Where, oh where, is that perfect (fill in the blank)?

November 14, 2005 / Posted by Cyn

I’m really anxious to be done with Christmas shopping. I stress over what to buy everyone (just like you, Suze). Our budget doesn’t allow me to purchase THAT perfect gift for everyone. So I try to find the perfect “inexpensive” gift which I swear does not exist. But still, I try.

I was at Ta*rget today, looking for something for a one month old boy (who had 5 baby showers so he’s not really needing anything) and a 9 month old boy (who is my nephew and I haven’t spoken to my SIL since DS was born). I found myself wondering up and down the aisle looking for that perfect gift. Logically I KNOW I won’t find it. But for some reason, I keep searching and searching. Why can’t I just come to accept that the perfect gift just doesn’t exist?
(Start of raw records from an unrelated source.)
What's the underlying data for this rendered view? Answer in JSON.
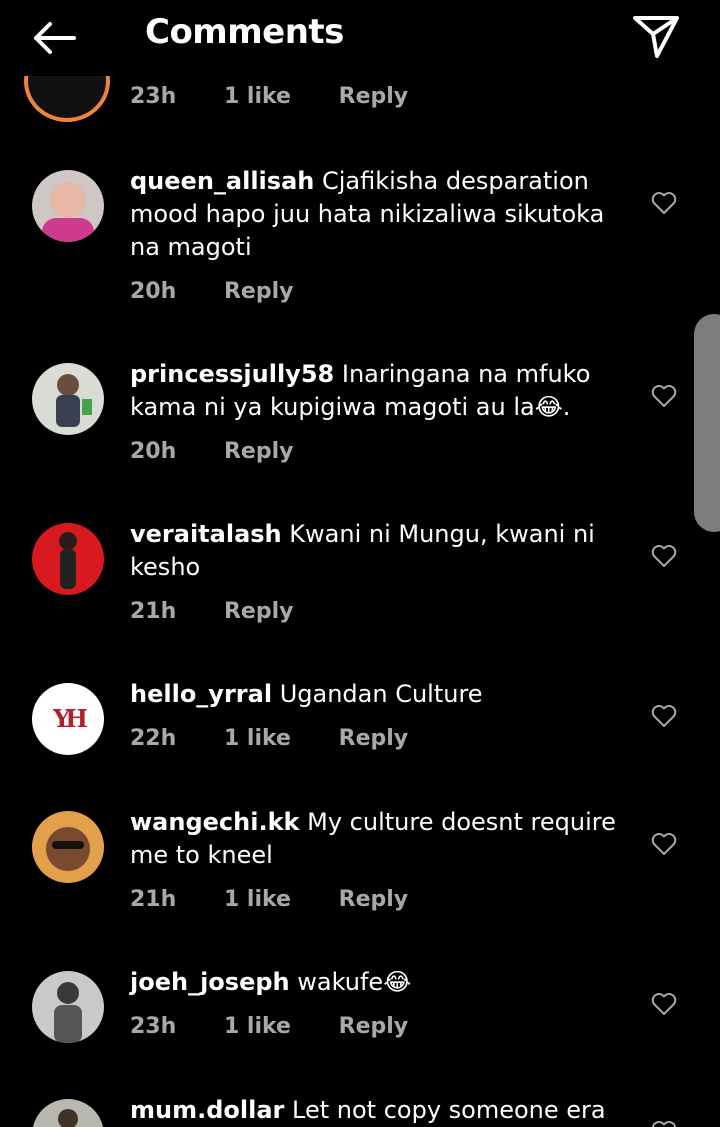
{
  "header": {
    "title": "Comments"
  },
  "partial_top": {
    "time": "23h",
    "likes": "1 like",
    "reply": "Reply"
  },
  "comments": [
    {
      "user": "queen_allisah",
      "text": "Cjafikisha desparation mood hapo juu hata nikizaliwa sikutoka na magoti",
      "time": "20h",
      "likes": "",
      "reply": "Reply"
    },
    {
      "user": "princessjully58",
      "text": "Inaringana na mfuko kama ni ya kupigiwa magoti au la😂.",
      "time": "20h",
      "likes": "",
      "reply": "Reply"
    },
    {
      "user": "veraitalash",
      "text": "Kwani ni Mungu, kwani ni kesho",
      "time": "21h",
      "likes": "",
      "reply": "Reply"
    },
    {
      "user": "hello_yrral",
      "text": "Ugandan Culture",
      "time": "22h",
      "likes": "1 like",
      "reply": "Reply"
    },
    {
      "user": "wangechi.kk",
      "text": "My culture doesnt require me to kneel",
      "time": "21h",
      "likes": "1 like",
      "reply": "Reply"
    },
    {
      "user": "joeh_joseph",
      "text": "wakufe😂",
      "time": "23h",
      "likes": "1 like",
      "reply": "Reply"
    },
    {
      "user": "mum.dollar",
      "text": "Let not  copy someone  era",
      "time": "",
      "likes": "",
      "reply": ""
    }
  ],
  "avatar_logo_text": "YH",
  "colors": {
    "background": "#000000",
    "meta": "#a8a8a8",
    "scroll_handle": "#7d7d7d",
    "story_ring": "#f0843a"
  }
}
Why can’t I settle for anything less? It’s not just the kids, but everyone on my list. I just hate this part of the holiday.

My perfectionism doesn’t stop at finding the perfect gift, I’m also completely preoccupied with our holiday card picture. You know, where should we have them done? Should we do it ourselves? What should we wear? Should we do the whole family, or just the kids? How many will I need? What if I forget to send one to someone and I offend them? What if I can’t find clothes that match? Should we wear holiday colors, or just “normal” colors? What if the kids won’t cooperate? And darn, I wish Phia would let me get her bangs cut (or would keep a ponytail in).

See, is this normal? And if it is, I think we should all make a pact that it just doesn’t matter. We should all agree to take one shot, on a particular day, wearing whatever it is we happen to have on, and there won’t be any judgement as to what kind of family we are for not having the perfect outfit, the perfect hair, the perfect smile, you know, the perfect family. Can we make this pact? Can we, can we? Huh, huh?